Transcending Personal Hopes and Interests

None of the chapters of Conquest directly confronts the fear of death, which is undoubtedly one of the great obstacles to happiness. In Chapter 2 Russell leaves unchallenged the notion that death makes all our long-term hopes vain, and argues only that the present is sufficient for happiness. Late in the book, however, it becomes clear that Russell does have long-term hopes and an answer to the fear of death. The sections of the text that put these views forward are largely tangential to the chapters in which they appear -- as if Russell sees the end of the book approaching and regrets not having brought these ideas up sooner, but does not want to rewrite earlier chapters to include them.

The central concept here is unconquerable hope, which Russell presents in Chapter 16 as leading to the positive kind of resignation, through which you come to accept the unavoidable imperfections and inadequacies of the world. "Hope which is to be unconquerable must be large and impersonal. Whatever my personal activities, I may be defeated by death or by certain kinds of diseases; I may be overcome by enemies; I may find that I have embarked upon an unwise course which cannot lead to success. In a thousand ways the failure of purely personal hopes may be unavoidable, but if personal aims have been part of larger hopes for humanity, there is not the same utter defeat when failure comes." [page 182] A man motivated by these larger hopes "may be forced to realize that what he has worked for will not come about in his lifetime. But he need not on that account sink into complete despair, provided that he is interested in the future of mankind apart from his own participation in it." [page 183]

The unconquerability of this hope is related to Russell's faith in the ultimate progress of humankind. "[If] you have as part of the habitual furniture of your mind the past ages of man, his slow and partial emergence out of barbarism, and the brevity of his total existence in comparison with astronomical epochs -- if, I say, such thoughts have molded your habitual feelings ... you will have, beyond your immediate activities, purposes that are distant and slowly unfolding, in which you are not an isolated individual but one of the great army of those who have led mankind towards a civilized existence. If you have attained to this outlook, a certain deep happiness will never leave you, whatever your personal fate may be. Life will become a communion with the great of all ages, and personal death no more than a negligible incident." [page 174]

Russell uses the term greatness of soul to denote the ability to expand one's sense of self to encompass humankind as a whole. "A man who has once perceived, however temporarily and however briefly, what makes greatness of soul, can no longer be happy if he allows himself to be petty, self-seeking, troubled by trivial misfortunes, dreading what fate may have in store for him. The man capable of greatness of soul will open wide the windows of his mind, letting the winds blow freely upon it from every portion of the universe. He will see himself and life and the world as truly as our human limitations will permit; realizing the brevity and minuteness of human life, he will realize also that in individual minds is concentrated whatever of value the known universe contains. And he will see that the man whose mind mirrors the world becomes in a sense as great as the world. In emancipation from the fears that beset the slave of circumstance he will experience a profound joy, and through all the vicissitudes of his outward life he will remain in the depths of his being a happy man." [pages 175-176]

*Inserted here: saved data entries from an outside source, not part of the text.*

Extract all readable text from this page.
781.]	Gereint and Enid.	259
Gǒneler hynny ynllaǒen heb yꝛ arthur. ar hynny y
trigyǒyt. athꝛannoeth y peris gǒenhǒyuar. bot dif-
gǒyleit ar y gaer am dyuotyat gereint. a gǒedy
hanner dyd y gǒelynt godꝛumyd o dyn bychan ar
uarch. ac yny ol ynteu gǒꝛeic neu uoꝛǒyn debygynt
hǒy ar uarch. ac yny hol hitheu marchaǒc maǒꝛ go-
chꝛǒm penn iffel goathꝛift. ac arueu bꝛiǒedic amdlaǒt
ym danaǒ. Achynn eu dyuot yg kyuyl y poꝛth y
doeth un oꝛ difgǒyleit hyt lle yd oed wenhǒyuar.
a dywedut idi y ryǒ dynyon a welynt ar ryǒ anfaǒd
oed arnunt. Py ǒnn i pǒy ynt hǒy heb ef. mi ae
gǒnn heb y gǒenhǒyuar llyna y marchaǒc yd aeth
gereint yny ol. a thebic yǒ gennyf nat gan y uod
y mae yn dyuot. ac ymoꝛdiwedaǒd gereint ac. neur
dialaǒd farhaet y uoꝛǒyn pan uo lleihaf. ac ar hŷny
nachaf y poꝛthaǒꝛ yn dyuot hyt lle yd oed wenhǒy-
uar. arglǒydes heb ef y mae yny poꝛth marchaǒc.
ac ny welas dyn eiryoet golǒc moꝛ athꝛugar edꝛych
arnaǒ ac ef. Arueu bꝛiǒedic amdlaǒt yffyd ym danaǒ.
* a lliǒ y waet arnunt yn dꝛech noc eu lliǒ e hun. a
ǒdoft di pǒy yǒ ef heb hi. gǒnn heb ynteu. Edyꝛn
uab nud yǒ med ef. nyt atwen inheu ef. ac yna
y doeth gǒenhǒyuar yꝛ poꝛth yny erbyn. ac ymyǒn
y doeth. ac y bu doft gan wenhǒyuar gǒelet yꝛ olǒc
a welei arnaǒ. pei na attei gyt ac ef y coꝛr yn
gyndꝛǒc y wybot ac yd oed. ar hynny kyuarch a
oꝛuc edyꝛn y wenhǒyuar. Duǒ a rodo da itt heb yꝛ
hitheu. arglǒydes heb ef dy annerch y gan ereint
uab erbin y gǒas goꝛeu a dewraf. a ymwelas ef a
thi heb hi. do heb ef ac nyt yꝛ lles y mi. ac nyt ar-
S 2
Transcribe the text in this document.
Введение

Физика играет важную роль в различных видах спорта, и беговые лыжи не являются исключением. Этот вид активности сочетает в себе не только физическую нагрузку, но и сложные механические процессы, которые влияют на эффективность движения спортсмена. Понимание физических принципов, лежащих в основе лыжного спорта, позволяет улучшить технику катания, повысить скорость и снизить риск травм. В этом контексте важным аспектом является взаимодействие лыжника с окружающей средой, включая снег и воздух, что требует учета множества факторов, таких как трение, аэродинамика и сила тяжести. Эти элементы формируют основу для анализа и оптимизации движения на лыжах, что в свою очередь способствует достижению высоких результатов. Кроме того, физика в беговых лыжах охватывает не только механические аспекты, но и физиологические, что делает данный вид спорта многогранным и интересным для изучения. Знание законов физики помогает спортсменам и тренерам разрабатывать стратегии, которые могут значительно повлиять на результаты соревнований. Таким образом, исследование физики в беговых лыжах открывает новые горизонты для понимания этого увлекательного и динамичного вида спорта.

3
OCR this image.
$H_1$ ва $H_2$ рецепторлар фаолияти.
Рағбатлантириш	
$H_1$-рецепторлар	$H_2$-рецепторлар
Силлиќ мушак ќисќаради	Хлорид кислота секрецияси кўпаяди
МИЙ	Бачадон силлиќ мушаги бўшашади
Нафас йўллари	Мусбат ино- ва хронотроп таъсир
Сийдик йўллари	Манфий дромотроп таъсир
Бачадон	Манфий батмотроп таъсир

I find myself wishing that Russell had said more about how greatness of soul is achieved. This seems to me to be the central question of practical humanism: How (without God, an afterlife, or any other mythological concept) do we attach ourselves to transpersonal interests so firmly that we can face inevitable personal death with equanimity? Without an answer to this question, it seems to me that the humanist is left to choose between a life-in-the-moment, ignoring the possibility of death, and the Byronic unhappiness of Chapter 2. If you consider yourself a humanist, have you found an answer to this question in your own life? How well does it work?

The decades that followed Conquest challenged this faith in ways that Russell could hardly have imagined in 1930. Because it occurred at the center of civilization rather than on the primitive periphery, the Holocaust brought into question the idea that humankind really is progressing. And the atomic bomb opened the possibility that the human race might destroy itself before it achieved any further progress. By the 1950s Russell's notion of "unconquerable hope" seemed much more conquerable than he had anticipated. Do either of these events cause a problem for your personal outlook on life?